|Pennsylvania court has made the |
installation of fire sprinkler
systems in homes compulsory
The National Fire Sprinkler Association (NFSA), the longest-tenured fire sprinkler advocacy organization in the U.S., applauds the decision made by the Commonwealth Court of Pennsylvania.
The National Fire Sprinkler Association (NFSA), the longest-tenured fire sprinkler advocacy organization in the U.S. applauds the decision made by the Commonwealth Court of Pennsylvania that determines the process used to adopt the 2009 edition of the International Residential Code (IRC), including the residential fire sprinkler requirement, was constitutional.
This decision will allow the Commonwealth to continue enforcing the requirement that homebuilders must install fire sprinkler systems in all newly constructed town homes built after January 1, 2010, and all newly constructed one- and two-family homes beginning on January 1, 2011.
This decision reaffirms the vote of the Pennsylvania Independent Regulatory Review Commission, which voted on December 10, 2009, to adopt the 2009 IRC Code and Commonwealth Court Judge Johnny Butler’s decision to deny the Pennsylvania Builders Association’s (PBA) request for a primary injunction in March.

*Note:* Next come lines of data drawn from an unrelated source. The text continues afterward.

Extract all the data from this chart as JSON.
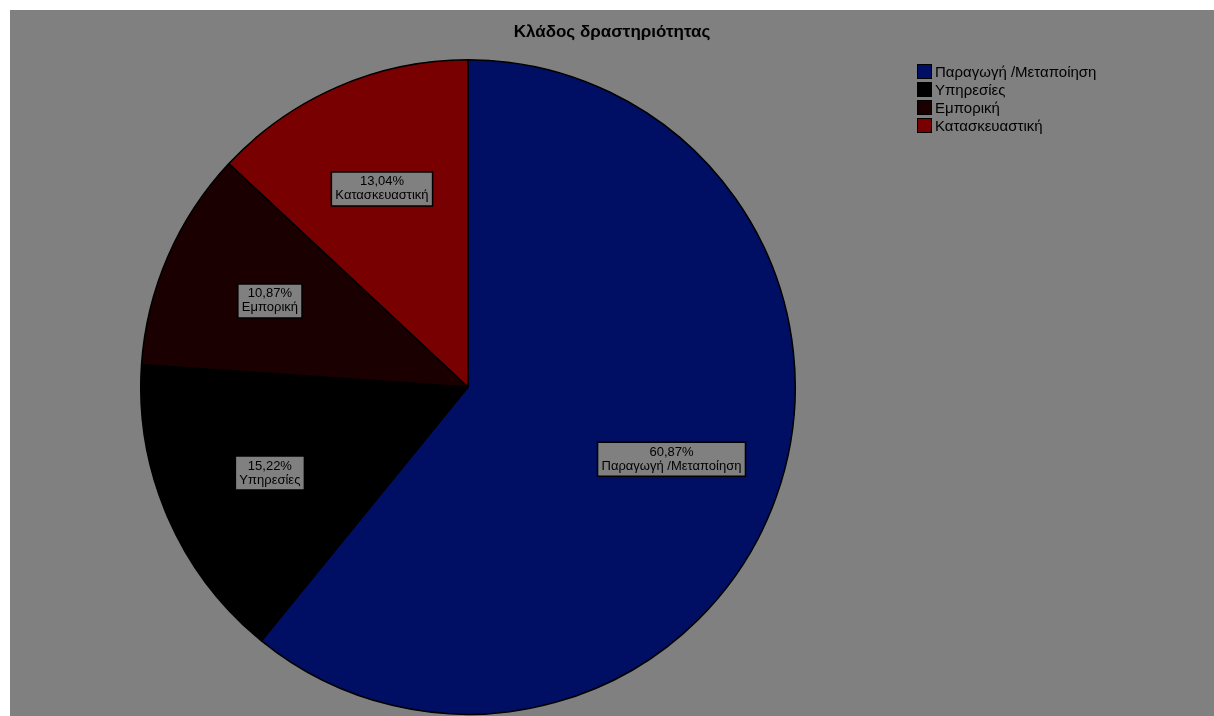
{
  "chart_data": {
    "type": "pie",
    "title": "Κλάδος δραστηριότητας",
    "categories": [
      "Παραγωγή /Μεταποίηση",
      "Υπηρεσίες",
      "Εμπορική",
      "Κατασκευαστική"
    ],
    "values": [
      60.87,
      15.22,
      10.87,
      13.04
    ],
    "value_labels": [
      "60,87%",
      "15,22%",
      "10,87%",
      "13,04%"
    ],
    "colors": [
      "#000f63",
      "#000000",
      "#1a0000",
      "#780000"
    ],
    "legend": "top right"
  }
}
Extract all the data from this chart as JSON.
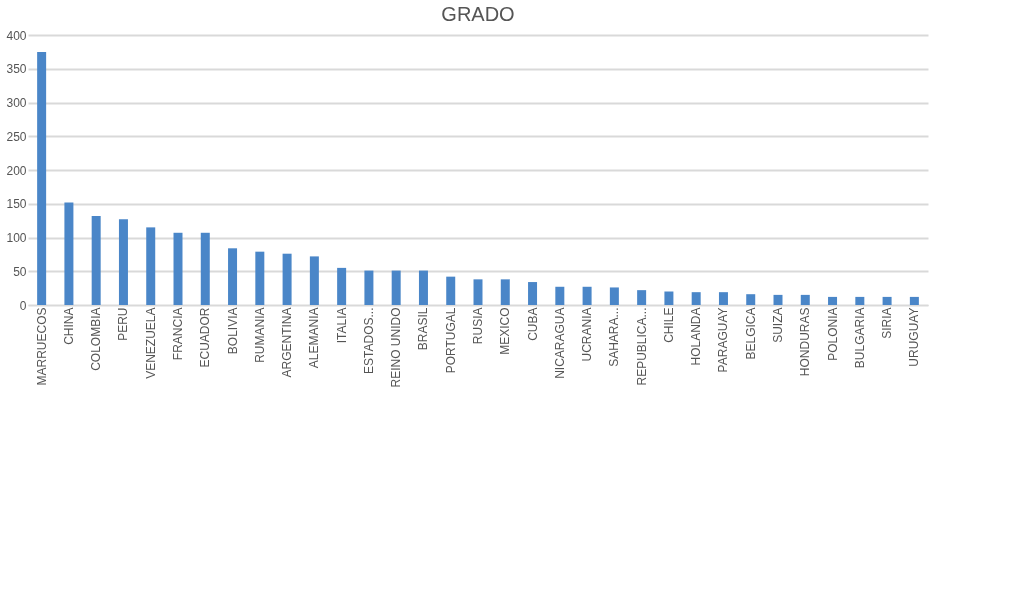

“We applaud the court’s decision in determining that the process to adopt the 2009 edition of the IRC in Pennsylvania was constitutional and followed the procedures as outlined by the Pennsylvania Construction Code Act (PCCA),” said Tim Knisely, co-chair of the Pennsylvania Residential Fire Sprinkler Coalition. “The residential fire sprinkler requirement is a life safety regulation, which will protect both residents and fire service professionals from the dangers of lightweight construction.”
In the case between the PBA and the Department of Labor and Industry, the PBA argued that the process used to adopt the 2009 IRC Code was unconstitutional and did not provide interested parties the chance to voice their opinion about the requirements in the code. During the code adoption process, the Uniform Construction Code Review and Advisory Council, held four separate public meetings about the 2009 IRC Code at which time the PBA’s testimony against the code and the residential fire sprinkler requirement was heard.
“The Commonwealth Court’s decision is a great victory for the residents and fire service professionals in Pennsylvania as this life-safety regulation will protect people in the place where they should feel the safest – their homes,” said John Viniello, president of the NFSA. “Pennsylvania was the first state in the nation to adopt the residential fire sprinkler requirement at the state-wide level, in December 2009, and this decision will allow Pennsylvania to continue to serve as a model example in fire safety for the rest of the country.”